The US-China battle for supremacy has turned commercial assets into strategic geopolitical instruments

- N Madhavan

CHENNAI Recently, J.D. Vance, the US vice president, confirmed what the world feared. He termed the competition between the US and China in developing artificial intelligence (AI) as an 'arms race'. Policy makers in both countries believe that whoever wins this race will dominate the world, going forward. At the core of this battle is computing power, and this has given a fresh impetus to the chip war that began between the US and China five years ago.

In May 2020, during his first term as the president of the US, Donald Trump fired the first salvo. The US commerce department added Chinese tech giant Huawei Technologies to the 'Entity List', a measure which prevented the company that sells smartphones, telecom equipment and cloud computing services from accessing advanced computer chips produced or developed using US technology or software. The reason? The US feared that Huawei's attractively priced products, backed by Chinese government subsidy, would soon dominate the next-generation telecom networks, ending American clout in the field. The move had a debilitating impact on Huawei. Its global expansion took a hit, and revenue crashed. "A corporate giant faced technological asphyxiation," Chris Miller, in his book Chip War, wrote.

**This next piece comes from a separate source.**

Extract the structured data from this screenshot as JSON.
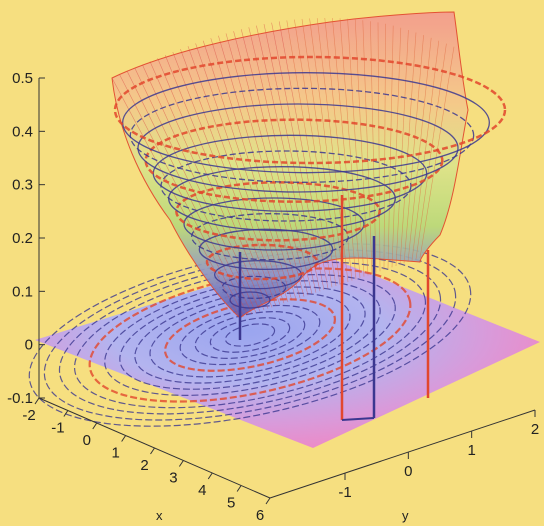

According to him, this development reminded China of its weakness. "In nearly every step of the process of producing semiconductors, China is staggeringly dependent on foreign technology, almost all of which is controlled by its geopolitical rivals—Taiwan, Japan, South Korea, or the US," he wrote. China began investing billions of dollars to develop its own semiconductor technology in a bid to free itself from America's chip choke, he added.